Appassionata di moda, film, libri e cibo (“Quando si è a Roma bisogna fare come i romani” il commento di Ana ad una delle sue foto su Instagram, in cui era impegnata a mangiare bucatini direttamente da una padella). Tra le città preferite appunto Roma, ma anche Parigi e Melbourne.

Nelle foto non manca mai il suo team tutto serbo, ultimamente rinnovato: da pochi mesi ha iniziato la collaborazione con il coach Dejan Petrovic, lasciando Nemanja Kontic dopo molto tempo e dopo le prestazioni nei tornei slam di quest’anno, non ai livelli dei precedenti anni. L’Ivanovic affronterà quindi l’ultimo slam, gli Us Open, con il nuovo coach. Altra figura sempre presente è il suo preparatore atletico Zlatko Novkovic.

 Bella, simpatica e determinata. Ad Ana Ivanovic piace stare al gioco, in qualsiasi occasione si trovi; ha sottolineato più volte quanto sia importante per lei stare bene dentro e fuori dal campo: socialmente attiva non isolata solo nel suo tennis.

In vetta al ranking nel 2008, ma fuori dalle prime 50 nel 2010: risultati che arrivano a fasi alterne, in particolare nel 2009 una serie di uscite ai secondi e terzi turni fanno perdere alla giocatrice molte posizioni.

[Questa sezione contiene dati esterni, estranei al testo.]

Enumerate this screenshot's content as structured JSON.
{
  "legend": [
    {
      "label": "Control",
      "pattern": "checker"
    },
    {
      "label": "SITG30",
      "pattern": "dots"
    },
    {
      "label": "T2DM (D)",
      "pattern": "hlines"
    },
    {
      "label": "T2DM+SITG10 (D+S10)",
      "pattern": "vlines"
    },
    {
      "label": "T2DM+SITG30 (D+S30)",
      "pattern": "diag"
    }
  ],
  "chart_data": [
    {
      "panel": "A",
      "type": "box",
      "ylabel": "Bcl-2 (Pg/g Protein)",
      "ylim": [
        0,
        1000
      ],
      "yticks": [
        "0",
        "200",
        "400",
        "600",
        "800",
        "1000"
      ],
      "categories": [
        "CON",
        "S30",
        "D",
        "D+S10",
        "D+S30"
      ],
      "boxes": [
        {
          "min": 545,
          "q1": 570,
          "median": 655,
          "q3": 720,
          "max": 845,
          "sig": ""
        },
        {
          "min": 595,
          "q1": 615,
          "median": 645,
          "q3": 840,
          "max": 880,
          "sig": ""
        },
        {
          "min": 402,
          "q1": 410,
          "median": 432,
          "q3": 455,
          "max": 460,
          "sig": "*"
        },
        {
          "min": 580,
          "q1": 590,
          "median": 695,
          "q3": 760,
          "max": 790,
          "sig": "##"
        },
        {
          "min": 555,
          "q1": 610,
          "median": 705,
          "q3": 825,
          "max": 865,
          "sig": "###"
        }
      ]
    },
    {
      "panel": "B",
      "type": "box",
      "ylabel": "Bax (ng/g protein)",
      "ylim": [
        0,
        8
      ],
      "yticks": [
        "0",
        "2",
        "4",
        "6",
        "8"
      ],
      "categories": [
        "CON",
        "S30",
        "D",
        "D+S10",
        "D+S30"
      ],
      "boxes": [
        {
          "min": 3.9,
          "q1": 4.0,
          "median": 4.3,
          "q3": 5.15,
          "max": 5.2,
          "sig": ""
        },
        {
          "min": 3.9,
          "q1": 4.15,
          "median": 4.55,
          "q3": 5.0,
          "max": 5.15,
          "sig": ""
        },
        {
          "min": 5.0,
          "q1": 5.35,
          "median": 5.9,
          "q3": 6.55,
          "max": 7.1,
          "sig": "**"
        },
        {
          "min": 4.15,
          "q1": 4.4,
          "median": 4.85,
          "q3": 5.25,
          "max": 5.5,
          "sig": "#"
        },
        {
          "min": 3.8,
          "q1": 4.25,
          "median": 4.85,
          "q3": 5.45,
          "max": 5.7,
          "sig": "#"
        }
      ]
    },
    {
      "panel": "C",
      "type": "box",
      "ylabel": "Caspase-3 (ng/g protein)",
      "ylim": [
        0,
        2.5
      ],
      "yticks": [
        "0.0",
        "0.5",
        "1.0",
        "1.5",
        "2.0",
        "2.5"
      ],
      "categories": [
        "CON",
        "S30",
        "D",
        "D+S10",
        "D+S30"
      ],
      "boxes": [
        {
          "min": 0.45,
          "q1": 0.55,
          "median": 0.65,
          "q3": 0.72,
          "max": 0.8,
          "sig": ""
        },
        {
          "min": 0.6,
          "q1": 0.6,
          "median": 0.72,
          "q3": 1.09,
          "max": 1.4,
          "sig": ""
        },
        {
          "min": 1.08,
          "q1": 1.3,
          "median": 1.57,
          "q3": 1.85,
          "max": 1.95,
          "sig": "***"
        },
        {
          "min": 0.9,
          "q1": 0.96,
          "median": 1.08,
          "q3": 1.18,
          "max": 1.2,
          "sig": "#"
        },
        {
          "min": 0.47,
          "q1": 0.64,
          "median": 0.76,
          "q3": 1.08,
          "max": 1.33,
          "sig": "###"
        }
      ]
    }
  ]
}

Con i riflettori sempre puntati addosso. Soprattutto per le sue love story: prima con lo spagnolo Fernando Verdasco, poi con il golfista Adam Scott e infine alcune foto la vedevano impegnata con l’ex tennista Mark Stillitano, grazie all’amicizia in comune con Novak Djokovic. Proprio con quest’ultimo molti hanno immaginato qualcosa più di una semplice amicizia; l’intesa che i due avevano dimostrato partecipando alla Hopman Cup nel 2013 avevano portato fuori strada molte voci di corridoio: tra un dritto e un rovescio avevano iniziato a scherzare tra di loro, il serbo imitava le mosse della sua compagna di doppio… Colpa di Nole che, lo conosciamo, è un tipo vivace.

 La serba non ha mai concluso l’anno oltre la trentesima posizione del ranking dalla prima volta che vi è entrata. Ora il momento della rivalsa: gli Us Open, a cui parteciperà da numero 8 del seeding a causa del ritiro della cinese Li Na.